The binding of the 3.1 data Member (the binding of a data Member) considers the following code:
A foo.h header file, from somewhere included in the extern float x;//Programmer's Point3d.h file class Point3D {public: Point3D (float, float, float); Question: What x is the x that is passed back and set? float x () const {return x;} void X (float new_x) const {x = new_x;} Private: float x, y, z;};
POINT3D::X () which x is passed back? Is it the x inside the class or the x outside (extern)? Now the answer is internal. But the answer to the past is not.
On the first compiler of C + +, if you refer to X in the two function instances of point3d::x (), this will point to the global X object.
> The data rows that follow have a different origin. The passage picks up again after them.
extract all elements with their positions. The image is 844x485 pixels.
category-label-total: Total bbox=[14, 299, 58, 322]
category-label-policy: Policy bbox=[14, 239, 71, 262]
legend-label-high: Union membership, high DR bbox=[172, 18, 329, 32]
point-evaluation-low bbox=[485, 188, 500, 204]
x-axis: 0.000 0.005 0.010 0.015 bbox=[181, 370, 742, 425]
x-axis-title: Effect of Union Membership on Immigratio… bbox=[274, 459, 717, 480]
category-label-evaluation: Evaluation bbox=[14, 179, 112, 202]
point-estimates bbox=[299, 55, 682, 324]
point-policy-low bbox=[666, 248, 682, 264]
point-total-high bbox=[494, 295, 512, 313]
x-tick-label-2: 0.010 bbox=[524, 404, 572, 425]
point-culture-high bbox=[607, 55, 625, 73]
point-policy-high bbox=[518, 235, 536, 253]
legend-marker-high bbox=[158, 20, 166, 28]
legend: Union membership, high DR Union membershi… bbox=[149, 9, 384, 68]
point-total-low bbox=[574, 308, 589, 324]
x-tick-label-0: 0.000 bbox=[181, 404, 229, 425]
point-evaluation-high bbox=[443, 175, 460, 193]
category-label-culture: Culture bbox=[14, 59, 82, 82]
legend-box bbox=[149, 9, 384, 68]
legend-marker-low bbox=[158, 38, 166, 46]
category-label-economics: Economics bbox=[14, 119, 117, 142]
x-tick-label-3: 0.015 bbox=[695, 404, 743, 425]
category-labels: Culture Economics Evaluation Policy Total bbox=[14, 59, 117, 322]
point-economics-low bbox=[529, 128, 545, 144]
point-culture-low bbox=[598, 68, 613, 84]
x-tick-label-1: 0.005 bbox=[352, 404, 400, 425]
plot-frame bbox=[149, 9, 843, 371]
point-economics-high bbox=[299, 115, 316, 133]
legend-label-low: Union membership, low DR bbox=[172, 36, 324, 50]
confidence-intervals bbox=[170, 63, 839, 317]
Such binding results are almost universal, and therefore derive the two defensive programming styles of early C + +:
1. Place all data members at the beginning of the class declaration to ensure proper binding:
Class pointed{ //Defensive programming style #1 //Start by placing all data members in the class declaration float x, y, z;public: float x () const {RET Urn x; } //...};
2. Place all inline functions, regardless of size, outside the class declaration:
Class Point3d{public: //Defensive programming style #2 //Move all inlines outside of Class pointed (); float X () const; void X (float) const; ...}; inline float point3d::x () const { return X;}
These procedural design styles are in fact still present today, and this ancient language rule is called "member rewriting rule" to the effect that "an inline function entity is not evaluated (evaluated) until the entire class declaration is not fully visible." The C + + standard refines This "rewriting rule" with "Member scope resolution rules", and the effect is that if an inline function is defined immediately after the class declaration, its evaluation is evaluated ( evaluated). In other words, if you write the following code:
extern int X;class Point3D {public: //The parsing of the function itself will be deferred until the closing parenthesis of the class declaration appears, starting with float x () const {return x;} Private: float x;};
For the analysis of member functions itself, it will not begin until the entire class declaration has occurred. Therefore, a data member binding operation within an inline member function occurs only after the entire class declaration is complete.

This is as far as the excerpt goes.